Однажды ночью, когда Андрей, потушив свет и нырнув под одеяло, прижался всем телом к своей красавице, та холодно спросила:

Это от тебя у Катьки ребенок?

От неожиданности Андрей захлебнулся воздухом. Вот уж чего не приходило ему в голову! Он сначала смеялся, потом ругался, потом говорил спокойно, ничего не помогало. Мир в семье рухнул.


4.


Я проснулся поздней ночью. Нестерпимо хотелось в туалет. Спрыгнул с полки, накинул пиджак, проверив в кармане ли сигареты, и пошел по вагону. Поезд стоял. За окнами было темно, только тусклый фонарь освещал ржавую табличку-указатель на платформе. Туалет был закрыт, решив пока перекурить, я вышел в тамбур.

Шел снег. Ветер стих, деревья стояли темные, но на кустарниках уже лежали белые шапки. Я курил, смотрел в окно, и вспоминал, какими глазами отец провожал меня из палаты. Давно не замечаемое мной чувство нежной заботы читалось в них. Наверное, оно было всегда, только я этого не видел.

Много ли я знал об отце, о его жизни, о том, что в ней было до меня? Да и о том, чем он жил до болезни, имел весьма смутное представление…

Отчаянные позывы организма нарушили лирическое настроение, и я вернулся к туалету. Дверь все еще была заперта. Пришлось идти через весь вагон в другой конец.

Все спали, было тихо и тепло, даже душно. Я шел по узкому проходу, уворачиваясь от ног, свисавших с верхних полок. Около своего места остановился, чтобы поправить одеяло, сползшее чуть не до пола. Машинально повернул голову и обратил внимание, что женщины, которой вчера мы давали валерианку, на месте не было. Я посмотрел на багажные полки – вещи все стояли на своих местах. Не особенно удивившись этому (мало ли) пошел дальше.

Проводник стоял около своего купе, скручивая желтый флажок. Я кивнул ему головой и дернул ручку туалета. Было закрыто.

А в ту сторону что, дойти трудно? – откомментировал мое движение ворчливый голос.

Там закрыто.

Занято, наверное, подождать бы мог.

Да ждал я. Откройте, пожалуйста, не могу больше.

Нетерпеливые какие, – проворчал проводник, но дверь открыл.
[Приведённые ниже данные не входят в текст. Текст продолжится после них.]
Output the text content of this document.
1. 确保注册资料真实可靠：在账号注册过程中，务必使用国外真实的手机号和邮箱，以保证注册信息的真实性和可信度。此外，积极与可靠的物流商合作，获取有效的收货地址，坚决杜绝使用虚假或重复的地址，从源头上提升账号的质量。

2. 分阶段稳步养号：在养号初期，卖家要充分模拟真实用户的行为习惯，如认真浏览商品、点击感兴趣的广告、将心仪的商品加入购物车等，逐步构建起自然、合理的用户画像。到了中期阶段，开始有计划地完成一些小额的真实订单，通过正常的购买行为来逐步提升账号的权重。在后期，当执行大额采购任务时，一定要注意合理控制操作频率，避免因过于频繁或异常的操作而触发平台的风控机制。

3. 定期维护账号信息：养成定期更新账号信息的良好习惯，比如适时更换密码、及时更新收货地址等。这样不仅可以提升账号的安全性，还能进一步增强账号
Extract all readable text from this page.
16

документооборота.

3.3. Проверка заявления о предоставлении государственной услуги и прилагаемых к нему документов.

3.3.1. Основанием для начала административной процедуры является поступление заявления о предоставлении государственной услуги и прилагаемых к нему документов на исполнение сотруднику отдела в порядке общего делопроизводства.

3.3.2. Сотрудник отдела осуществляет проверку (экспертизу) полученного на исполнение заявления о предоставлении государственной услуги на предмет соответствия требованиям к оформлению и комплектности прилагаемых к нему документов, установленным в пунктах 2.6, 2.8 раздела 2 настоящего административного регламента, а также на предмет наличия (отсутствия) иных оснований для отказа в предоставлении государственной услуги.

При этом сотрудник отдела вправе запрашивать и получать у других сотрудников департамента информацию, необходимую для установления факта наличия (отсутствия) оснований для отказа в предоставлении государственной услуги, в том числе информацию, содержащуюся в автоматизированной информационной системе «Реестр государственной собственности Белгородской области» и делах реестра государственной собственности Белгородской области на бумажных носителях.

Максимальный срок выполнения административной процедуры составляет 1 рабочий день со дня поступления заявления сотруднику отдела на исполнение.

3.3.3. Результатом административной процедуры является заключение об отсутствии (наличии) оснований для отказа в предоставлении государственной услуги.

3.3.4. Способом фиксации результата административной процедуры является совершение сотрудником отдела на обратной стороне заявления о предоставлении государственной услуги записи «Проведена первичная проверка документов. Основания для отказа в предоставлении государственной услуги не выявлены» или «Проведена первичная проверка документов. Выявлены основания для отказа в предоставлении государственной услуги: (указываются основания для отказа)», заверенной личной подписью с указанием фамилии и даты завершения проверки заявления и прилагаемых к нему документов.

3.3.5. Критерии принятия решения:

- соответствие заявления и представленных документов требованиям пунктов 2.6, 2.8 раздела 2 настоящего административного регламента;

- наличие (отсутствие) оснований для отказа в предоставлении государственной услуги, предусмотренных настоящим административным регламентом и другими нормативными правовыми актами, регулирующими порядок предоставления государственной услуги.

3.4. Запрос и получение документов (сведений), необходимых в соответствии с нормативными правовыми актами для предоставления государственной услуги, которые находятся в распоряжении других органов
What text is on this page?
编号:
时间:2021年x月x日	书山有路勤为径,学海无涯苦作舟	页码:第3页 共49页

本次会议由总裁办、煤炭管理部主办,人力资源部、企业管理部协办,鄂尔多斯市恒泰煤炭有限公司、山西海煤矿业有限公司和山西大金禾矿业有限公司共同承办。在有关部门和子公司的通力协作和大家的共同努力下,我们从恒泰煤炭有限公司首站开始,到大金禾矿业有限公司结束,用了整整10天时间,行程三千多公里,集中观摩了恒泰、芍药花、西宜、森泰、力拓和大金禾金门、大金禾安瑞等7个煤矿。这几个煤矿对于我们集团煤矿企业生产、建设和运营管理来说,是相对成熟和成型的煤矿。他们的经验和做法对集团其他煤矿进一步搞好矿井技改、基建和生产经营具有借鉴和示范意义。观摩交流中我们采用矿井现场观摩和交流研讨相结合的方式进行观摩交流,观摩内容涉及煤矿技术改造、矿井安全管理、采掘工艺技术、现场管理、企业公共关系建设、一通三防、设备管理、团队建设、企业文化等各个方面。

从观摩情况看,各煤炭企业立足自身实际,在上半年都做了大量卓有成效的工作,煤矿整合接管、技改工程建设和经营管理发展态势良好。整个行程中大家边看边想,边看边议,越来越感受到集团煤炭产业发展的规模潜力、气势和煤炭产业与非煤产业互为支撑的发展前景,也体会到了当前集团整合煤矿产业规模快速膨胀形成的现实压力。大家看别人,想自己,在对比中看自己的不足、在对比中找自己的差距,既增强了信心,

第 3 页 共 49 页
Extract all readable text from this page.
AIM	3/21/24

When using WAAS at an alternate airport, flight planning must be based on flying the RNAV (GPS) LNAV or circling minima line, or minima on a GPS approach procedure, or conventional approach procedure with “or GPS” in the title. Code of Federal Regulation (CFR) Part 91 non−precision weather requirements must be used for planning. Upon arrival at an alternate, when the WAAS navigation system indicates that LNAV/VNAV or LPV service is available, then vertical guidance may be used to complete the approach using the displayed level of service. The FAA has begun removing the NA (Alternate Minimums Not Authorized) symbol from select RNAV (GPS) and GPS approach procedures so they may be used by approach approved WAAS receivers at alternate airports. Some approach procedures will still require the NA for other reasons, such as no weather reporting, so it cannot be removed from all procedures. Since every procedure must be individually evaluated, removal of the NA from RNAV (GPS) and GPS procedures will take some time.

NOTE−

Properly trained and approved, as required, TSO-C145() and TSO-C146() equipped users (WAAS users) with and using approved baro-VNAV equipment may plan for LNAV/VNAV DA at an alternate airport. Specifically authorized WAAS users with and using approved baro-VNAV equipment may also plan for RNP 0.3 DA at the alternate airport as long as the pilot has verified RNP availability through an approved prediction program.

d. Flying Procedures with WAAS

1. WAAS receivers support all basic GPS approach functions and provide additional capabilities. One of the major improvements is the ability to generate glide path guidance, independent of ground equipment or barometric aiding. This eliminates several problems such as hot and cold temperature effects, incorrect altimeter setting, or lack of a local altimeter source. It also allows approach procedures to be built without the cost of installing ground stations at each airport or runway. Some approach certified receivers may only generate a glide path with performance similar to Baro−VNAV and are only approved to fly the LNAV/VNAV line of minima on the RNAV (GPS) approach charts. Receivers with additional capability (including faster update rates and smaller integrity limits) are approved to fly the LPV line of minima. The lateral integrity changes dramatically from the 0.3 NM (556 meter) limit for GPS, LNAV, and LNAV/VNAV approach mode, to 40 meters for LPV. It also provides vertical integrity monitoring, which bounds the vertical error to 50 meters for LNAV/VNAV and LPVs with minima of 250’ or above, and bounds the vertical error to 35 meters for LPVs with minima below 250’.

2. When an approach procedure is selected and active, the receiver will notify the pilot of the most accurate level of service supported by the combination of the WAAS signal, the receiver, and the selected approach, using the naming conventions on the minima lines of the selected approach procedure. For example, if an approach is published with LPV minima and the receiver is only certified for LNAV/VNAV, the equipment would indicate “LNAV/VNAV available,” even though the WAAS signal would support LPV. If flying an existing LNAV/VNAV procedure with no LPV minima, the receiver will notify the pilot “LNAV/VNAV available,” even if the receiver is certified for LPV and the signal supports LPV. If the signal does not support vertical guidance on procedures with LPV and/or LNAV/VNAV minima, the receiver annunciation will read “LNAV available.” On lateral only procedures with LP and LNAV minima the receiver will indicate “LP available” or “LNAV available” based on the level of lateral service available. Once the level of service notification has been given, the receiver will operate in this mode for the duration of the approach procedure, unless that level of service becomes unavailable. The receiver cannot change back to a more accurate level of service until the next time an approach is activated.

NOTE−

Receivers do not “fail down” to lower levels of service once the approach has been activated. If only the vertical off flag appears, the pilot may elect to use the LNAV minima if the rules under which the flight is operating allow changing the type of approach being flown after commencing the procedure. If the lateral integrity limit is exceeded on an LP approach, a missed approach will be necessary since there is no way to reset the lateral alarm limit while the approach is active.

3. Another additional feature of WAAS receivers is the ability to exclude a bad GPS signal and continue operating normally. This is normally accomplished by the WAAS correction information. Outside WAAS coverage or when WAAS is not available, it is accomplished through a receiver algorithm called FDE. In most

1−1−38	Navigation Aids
Я юркнул в санузел и щелкнул задвижкой.

Когда я выходил, поезд уже тронулся, вагон покачивало, колеса мерно постукивали. Проводник стоял около бака с кипятком, наливал чай в стакан.

Ты не сердись на меня, – тихо проговорил он, – испугался я сильно. Десять лет езжу, и ничего подобного не случалось.

Да ладно…

Накричал на тебя.

Врач говорит, больной он. А милиционер как, выживет?

Откуда я знаю? Вроде жив был. Стонал, когда несли.

Там потом женщине плохо стало, рядом с ним сидела. Хорошо, что врач в вагоне оказался.

Хорошо. Чаю не хочешь?

Я согласился, мы прошли в его купе, он достал второй стакан, печенье, мы пили чай и разговаривали. Вернее, говорил он, а я соглашался, кивая головой.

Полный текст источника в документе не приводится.